Aladino se sintió afligido por las palabras de su tío, porque en verdad, tanto él como su madre eran muy pobres.
– No te preocupes muchacho. Si me haces un favor te recompensaré con una moneda de oro.
– ¿En serio, tío? – exclamó Aladino muy entusiasmado – haré lo que me pidas.

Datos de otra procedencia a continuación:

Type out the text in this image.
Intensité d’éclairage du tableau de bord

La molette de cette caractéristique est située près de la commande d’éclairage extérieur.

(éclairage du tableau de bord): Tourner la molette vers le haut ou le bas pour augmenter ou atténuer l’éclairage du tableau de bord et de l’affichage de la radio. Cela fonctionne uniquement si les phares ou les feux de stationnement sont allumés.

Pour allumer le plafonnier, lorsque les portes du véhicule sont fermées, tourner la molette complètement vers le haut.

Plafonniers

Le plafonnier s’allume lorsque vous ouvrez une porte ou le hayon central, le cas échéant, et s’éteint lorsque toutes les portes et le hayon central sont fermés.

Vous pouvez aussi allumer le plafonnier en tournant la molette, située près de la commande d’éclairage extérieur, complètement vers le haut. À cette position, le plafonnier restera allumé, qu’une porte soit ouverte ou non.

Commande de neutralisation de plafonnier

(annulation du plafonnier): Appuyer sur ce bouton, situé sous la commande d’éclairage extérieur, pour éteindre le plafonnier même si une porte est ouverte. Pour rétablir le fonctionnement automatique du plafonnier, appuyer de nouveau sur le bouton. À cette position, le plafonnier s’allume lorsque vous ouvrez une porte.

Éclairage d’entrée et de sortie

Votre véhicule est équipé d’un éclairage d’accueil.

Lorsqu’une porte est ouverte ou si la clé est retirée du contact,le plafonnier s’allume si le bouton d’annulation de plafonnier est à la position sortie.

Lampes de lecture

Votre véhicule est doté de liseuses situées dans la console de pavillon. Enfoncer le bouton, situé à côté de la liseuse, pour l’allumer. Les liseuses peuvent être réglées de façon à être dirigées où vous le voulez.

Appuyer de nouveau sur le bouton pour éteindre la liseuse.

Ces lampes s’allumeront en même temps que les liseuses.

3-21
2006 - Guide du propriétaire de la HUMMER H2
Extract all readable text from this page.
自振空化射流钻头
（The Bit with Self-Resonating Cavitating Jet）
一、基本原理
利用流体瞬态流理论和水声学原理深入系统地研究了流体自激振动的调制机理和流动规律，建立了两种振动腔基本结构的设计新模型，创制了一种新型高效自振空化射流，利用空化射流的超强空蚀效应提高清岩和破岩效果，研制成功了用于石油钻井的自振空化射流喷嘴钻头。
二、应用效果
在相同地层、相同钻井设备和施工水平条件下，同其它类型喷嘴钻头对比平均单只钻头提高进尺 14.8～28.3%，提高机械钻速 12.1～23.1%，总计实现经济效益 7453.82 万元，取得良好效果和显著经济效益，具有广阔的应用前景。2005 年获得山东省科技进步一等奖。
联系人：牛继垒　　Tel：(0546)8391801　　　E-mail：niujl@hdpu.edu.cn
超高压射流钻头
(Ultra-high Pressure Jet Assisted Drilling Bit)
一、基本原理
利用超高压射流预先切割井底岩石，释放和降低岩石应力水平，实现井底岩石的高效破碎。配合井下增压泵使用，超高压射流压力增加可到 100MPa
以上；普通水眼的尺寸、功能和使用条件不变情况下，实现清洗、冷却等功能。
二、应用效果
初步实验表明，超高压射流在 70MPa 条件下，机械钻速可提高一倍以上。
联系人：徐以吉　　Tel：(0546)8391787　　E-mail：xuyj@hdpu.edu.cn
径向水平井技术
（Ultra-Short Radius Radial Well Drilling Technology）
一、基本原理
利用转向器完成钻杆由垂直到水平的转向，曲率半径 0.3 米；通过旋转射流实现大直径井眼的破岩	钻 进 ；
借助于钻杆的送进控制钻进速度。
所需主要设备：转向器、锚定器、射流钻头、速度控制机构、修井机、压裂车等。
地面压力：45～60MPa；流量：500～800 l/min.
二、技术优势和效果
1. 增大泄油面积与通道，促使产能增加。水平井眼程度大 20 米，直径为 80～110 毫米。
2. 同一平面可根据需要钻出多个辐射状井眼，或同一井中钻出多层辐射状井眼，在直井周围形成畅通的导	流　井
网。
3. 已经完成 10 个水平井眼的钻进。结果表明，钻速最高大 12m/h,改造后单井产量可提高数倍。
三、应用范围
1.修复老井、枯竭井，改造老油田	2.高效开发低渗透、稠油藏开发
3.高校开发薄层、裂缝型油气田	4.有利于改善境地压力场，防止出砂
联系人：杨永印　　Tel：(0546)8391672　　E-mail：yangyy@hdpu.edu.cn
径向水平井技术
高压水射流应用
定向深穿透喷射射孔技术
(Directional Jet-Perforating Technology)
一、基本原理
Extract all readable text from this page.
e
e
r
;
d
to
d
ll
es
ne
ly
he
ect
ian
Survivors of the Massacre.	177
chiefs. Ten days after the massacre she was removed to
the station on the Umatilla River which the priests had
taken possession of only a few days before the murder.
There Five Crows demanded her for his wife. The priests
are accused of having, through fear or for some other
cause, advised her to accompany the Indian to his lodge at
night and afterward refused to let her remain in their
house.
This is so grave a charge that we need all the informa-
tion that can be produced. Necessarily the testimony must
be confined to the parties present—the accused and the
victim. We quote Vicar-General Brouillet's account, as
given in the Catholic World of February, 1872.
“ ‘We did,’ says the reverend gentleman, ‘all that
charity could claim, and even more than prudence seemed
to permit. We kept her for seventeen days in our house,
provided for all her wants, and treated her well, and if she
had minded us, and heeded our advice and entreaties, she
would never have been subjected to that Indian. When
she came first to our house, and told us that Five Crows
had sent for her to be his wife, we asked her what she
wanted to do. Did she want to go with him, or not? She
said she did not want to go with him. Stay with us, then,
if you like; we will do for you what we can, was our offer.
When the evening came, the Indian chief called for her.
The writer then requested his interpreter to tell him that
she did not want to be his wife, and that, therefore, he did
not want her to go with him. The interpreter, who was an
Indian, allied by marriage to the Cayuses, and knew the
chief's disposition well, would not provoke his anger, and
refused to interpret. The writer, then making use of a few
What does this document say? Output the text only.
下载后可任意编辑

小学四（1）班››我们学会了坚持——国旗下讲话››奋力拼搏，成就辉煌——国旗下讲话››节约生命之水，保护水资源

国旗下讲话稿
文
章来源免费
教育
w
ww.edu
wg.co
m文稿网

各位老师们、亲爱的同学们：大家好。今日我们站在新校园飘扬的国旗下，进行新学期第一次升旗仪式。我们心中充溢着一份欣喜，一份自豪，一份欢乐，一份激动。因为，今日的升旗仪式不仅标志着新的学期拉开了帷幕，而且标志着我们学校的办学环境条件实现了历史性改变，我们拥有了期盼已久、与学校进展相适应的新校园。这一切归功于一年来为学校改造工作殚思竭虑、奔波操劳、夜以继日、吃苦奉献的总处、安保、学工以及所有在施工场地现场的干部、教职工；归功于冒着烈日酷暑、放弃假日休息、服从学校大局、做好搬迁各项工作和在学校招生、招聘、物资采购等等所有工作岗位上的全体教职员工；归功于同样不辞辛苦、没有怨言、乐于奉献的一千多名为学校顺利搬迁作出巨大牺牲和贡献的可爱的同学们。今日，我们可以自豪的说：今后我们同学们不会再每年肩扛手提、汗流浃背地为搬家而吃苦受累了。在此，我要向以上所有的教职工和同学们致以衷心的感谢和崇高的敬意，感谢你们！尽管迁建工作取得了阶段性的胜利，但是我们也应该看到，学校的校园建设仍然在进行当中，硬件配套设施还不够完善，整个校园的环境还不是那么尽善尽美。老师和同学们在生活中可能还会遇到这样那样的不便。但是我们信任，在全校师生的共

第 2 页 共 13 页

Sin pensarlo dos veces, el señor vestido de negro partió con Aladino hacia el desierto, y después de varias horas caminando, arribaron a una enorme montaña cubierta de piedras. El tío apartó dos o tres de aquellas piedras y pudo verse entonces un pequeño agujero.
– Ahora debes seguir tu sólo Aladino. Si entras por ese agujero hasta el final podrás ver una vieja lámpara de aceite. Tráemela, por favor. Pero recuerda que no debes tocar más nada de lo que encuentres en esa cueva.
Aladino le pidió al tío que no se preocupara, y rápidamente se coló por el estrecho agujero. Desde el primer momento, el muchacho quedó deslumbrado con todas las cosas que encontró en el interior de aquella cueva: piedras preciosas, objetos enormes de oro macizo, monedas de plata y joyas exquisitas.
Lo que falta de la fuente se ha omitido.